溧水离南临一中很远,每天通勤来回显然不可能,祝惜月高一的时候在学校住校,但是学校对于住宿生管理很严格,放学周末出去打工请假不方便。

再加上现在是暑假,也没办法住校,所以祝惜月只能在学校附近租了间便宜房子。

班车在路口停了下来,沿着溧水街道走,昨晚刚下的雨,一路上遍地都是炮竹燃放过的红纸碎屑裹着湿漉漉的泥水,显得很脏。
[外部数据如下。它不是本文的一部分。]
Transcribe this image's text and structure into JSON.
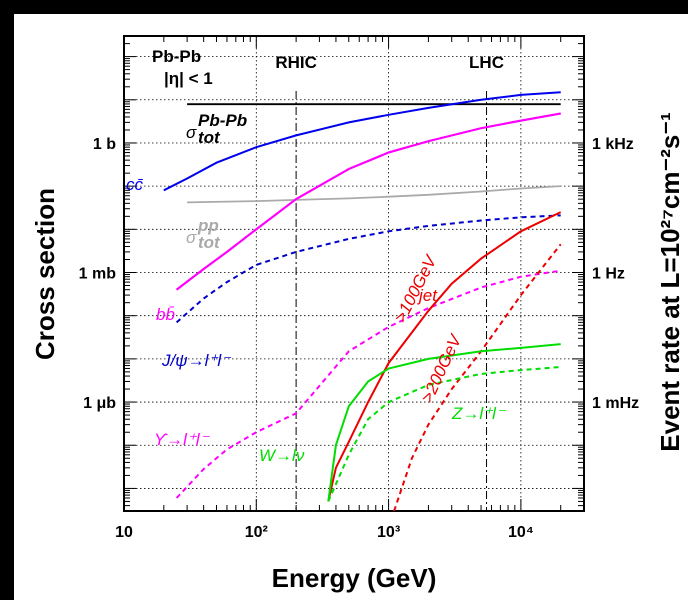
{
  "chart_data": {
    "type": "line",
    "system_label": "Pb-Pb",
    "eta_cut_label": "|η| < 1",
    "xlabel": "Energy (GeV)",
    "ylabel": "Cross section",
    "ylabel_right": "Event rate at L=10²⁷cm⁻²s⁻¹",
    "x_scale": "log",
    "y_scale": "log",
    "xlim": [
      10,
      30000
    ],
    "ylim_barn": [
      3e-09,
      300
    ],
    "grid": "dotted",
    "x_tick_labels": [
      "10",
      "10²",
      "10³",
      "10⁴"
    ],
    "y_tick_labels_left": [
      {
        "value": 1,
        "label": "1 b"
      },
      {
        "value": 0.001,
        "label": "1 mb"
      },
      {
        "value": 1e-06,
        "label": "1 μb"
      }
    ],
    "y_tick_labels_right": [
      {
        "value": 1,
        "label": "1 kHz"
      },
      {
        "value": 0.001,
        "label": "1 Hz"
      },
      {
        "value": 1e-06,
        "label": "1 mHz"
      }
    ],
    "energy_markers": [
      {
        "label": "RHIC",
        "x": 200
      },
      {
        "label": "LHC",
        "x": 5500
      }
    ],
    "series": [
      {
        "name": "σ_tot^Pb-Pb",
        "label_main": "σ",
        "label_sub": "tot",
        "label_sup": "Pb-Pb",
        "color": "#000000",
        "style": "solid",
        "x": [
          30,
          20000
        ],
        "y": [
          7.9,
          7.9
        ]
      },
      {
        "name": "cc̄",
        "label": "cc̄",
        "color": "#0000ee",
        "style": "solid",
        "x": [
          20,
          30,
          50,
          100,
          200,
          500,
          1000,
          2000,
          5000,
          10000,
          20000
        ],
        "y": [
          0.08,
          0.15,
          0.35,
          0.8,
          1.5,
          3,
          4.5,
          6.5,
          10,
          13,
          15
        ]
      },
      {
        "name": "cc̄-continuation",
        "color": "#ff00ff",
        "style": "solid",
        "x": [
          25,
          40,
          60,
          100,
          200,
          500,
          1000,
          2000,
          5000,
          10000,
          20000
        ],
        "y": [
          0.0004,
          0.0012,
          0.003,
          0.01,
          0.05,
          0.25,
          0.6,
          1.1,
          2.2,
          3.3,
          4.8
        ]
      },
      {
        "name": "σ_tot^pp",
        "label_main": "σ",
        "label_sub": "tot",
        "label_sup": "pp",
        "color": "#aaaaaa",
        "style": "solid",
        "x": [
          30,
          100,
          200,
          500,
          1000,
          2000,
          5000,
          10000,
          20000
        ],
        "y": [
          0.042,
          0.045,
          0.048,
          0.052,
          0.057,
          0.063,
          0.075,
          0.088,
          0.1
        ]
      },
      {
        "name": "bb̄",
        "label": "bb̄",
        "color": "#ff00ff",
        "style": "solid",
        "x": [
          25,
          40,
          60,
          100,
          200,
          500,
          1000,
          2000,
          5000,
          10000,
          20000
        ],
        "y": [
          0.0004,
          0.0012,
          0.003,
          0.01,
          0.05,
          0.25,
          0.6,
          1.1,
          2.2,
          3.3,
          4.8
        ]
      },
      {
        "name": "J/ψ→l⁺l⁻",
        "label": "J/ψ→l⁺l⁻",
        "color": "#0000cc",
        "style": "dashed",
        "x": [
          25,
          40,
          60,
          100,
          200,
          500,
          1000,
          2000,
          5000,
          10000,
          20000
        ],
        "y": [
          7e-05,
          0.00025,
          0.0006,
          0.0015,
          0.003,
          0.006,
          0.009,
          0.012,
          0.016,
          0.019,
          0.021
        ]
      },
      {
        "name": "ϒ→l⁺l⁻",
        "label": "ϒ→l⁺l⁻",
        "color": "#ff00ff",
        "style": "dashed",
        "x": [
          25,
          40,
          60,
          100,
          200,
          500,
          1000,
          2000,
          5000,
          10000,
          20000
        ],
        "y": [
          6e-09,
          2.8e-08,
          8e-08,
          2e-07,
          5.5e-07,
          1.5e-05,
          5.5e-05,
          0.00015,
          0.00045,
          0.0008,
          0.0011
        ]
      },
      {
        "name": "jet >100GeV",
        "label": "jet",
        "curve_label": ">100GeV",
        "color": "#ee0000",
        "style": "solid",
        "x": [
          350,
          400,
          500,
          700,
          1000,
          2000,
          3000,
          5000,
          10000,
          20000
        ],
        "y": [
          5e-09,
          3e-08,
          1.2e-07,
          1e-06,
          8e-06,
          0.00013,
          0.00055,
          0.0021,
          0.009,
          0.025
        ]
      },
      {
        "name": "jet >200GeV",
        "curve_label": ">200GeV",
        "color": "#ee0000",
        "style": "dashed",
        "x": [
          1100,
          1500,
          2000,
          3000,
          5000,
          10000,
          20000
        ],
        "y": [
          3e-09,
          5e-08,
          3e-07,
          2e-06,
          1.5e-05,
          0.0003,
          0.0045
        ]
      },
      {
        "name": "W→lν",
        "label": "W→lν",
        "color": "#00dd00",
        "style": "solid",
        "x": [
          350,
          400,
          500,
          700,
          1000,
          2000,
          5000,
          10000,
          20000
        ],
        "y": [
          5e-09,
          1e-07,
          8e-07,
          3e-06,
          6e-06,
          1e-05,
          1.5e-05,
          1.8e-05,
          2.2e-05
        ]
      },
      {
        "name": "Z→l⁺l⁻",
        "label": "Z→l⁺l⁻",
        "color": "#00dd00",
        "style": "dashed",
        "x": [
          350,
          500,
          700,
          1000,
          2000,
          5000,
          10000,
          20000
        ],
        "y": [
          5e-09,
          6e-08,
          4e-07,
          1e-06,
          2.5e-06,
          4.5e-06,
          5.5e-06,
          6.5e-06
        ]
      }
    ]
  }
}
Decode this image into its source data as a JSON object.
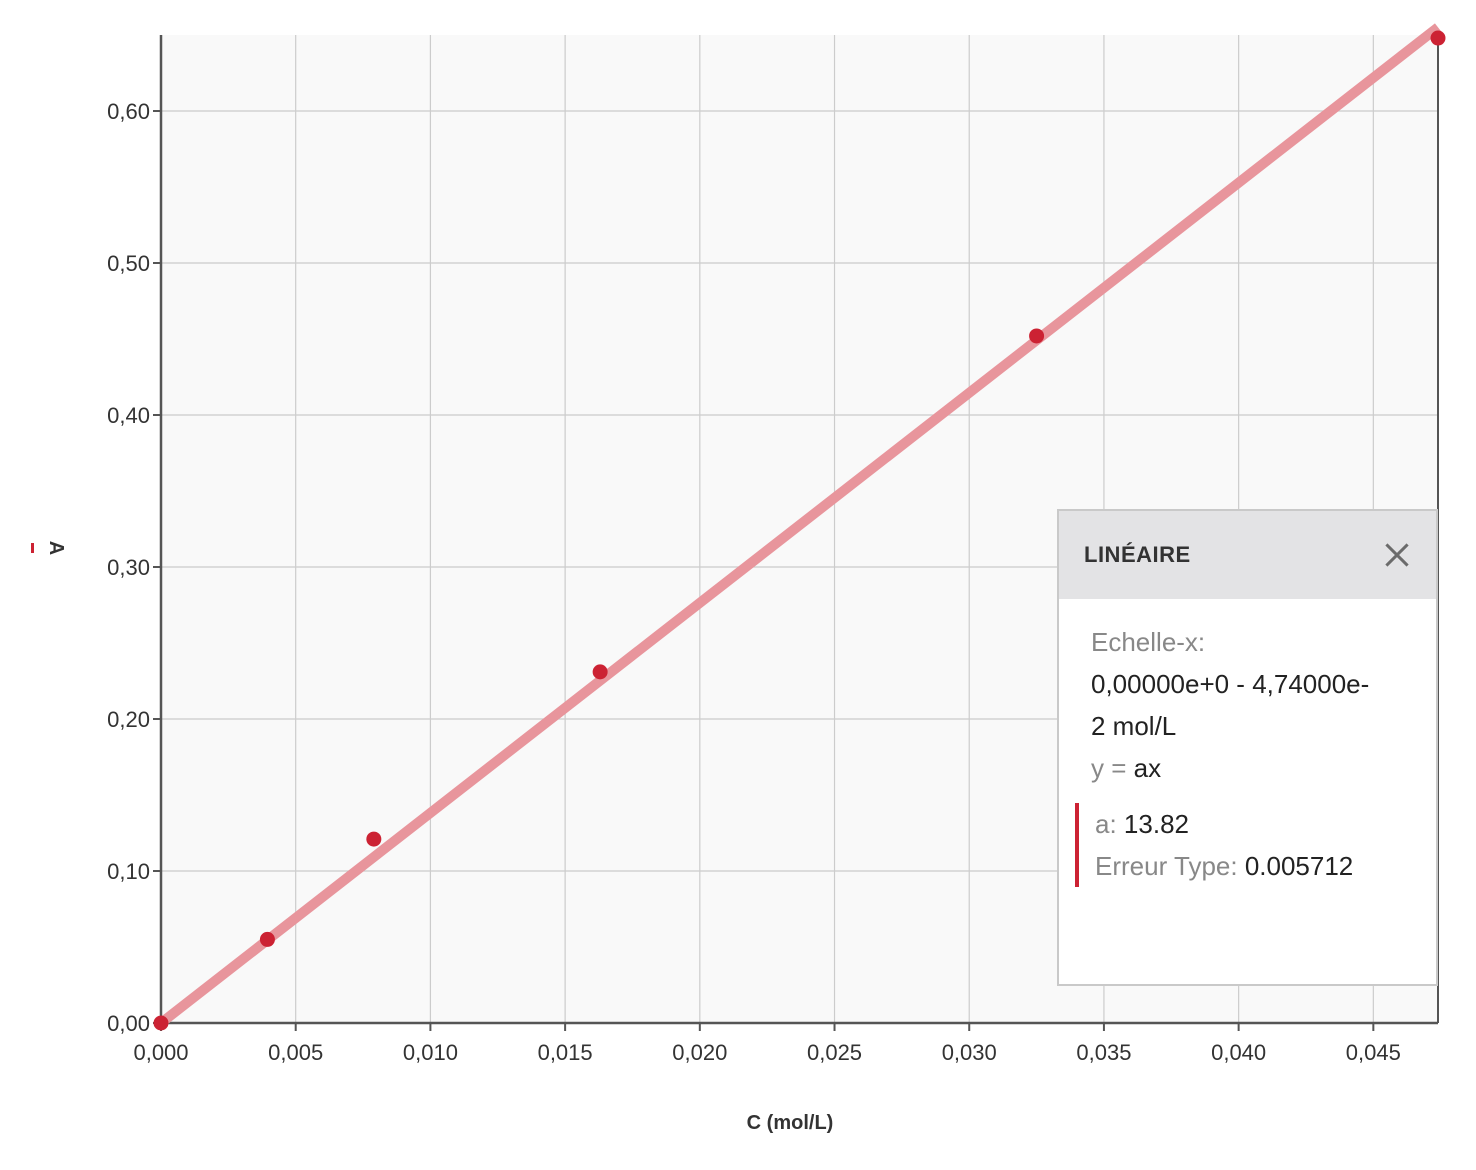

禄飞光上个礼拜领证,在家摆了席,儿子办婚礼祝舒华在面子工程上起码是下了血本的。

远远的还没走近就看见显眼的地方贴满了大红的囍字。

家里好像没有人,院子门掩着,祝惜月抬手一推没反应,这才看见落了锁。

她掀开门前花盆压着的地垫,以往藏钥匙的地方此时却空无一物。

祝惜月咬了咬牙,暗骂了一句,绕到隔壁邻居家院子里,从矮院墙翻了过去,从里边把门打开。

之前收拾好的行李放在房檐边角落,没什么东西,一个皮箱装衣服,还有两箱子书。

祝惜月拖着行李箱往外走,视线划过面前的街头巷尾、电线杆、甚至是地面上凹凸不平的井盖儿。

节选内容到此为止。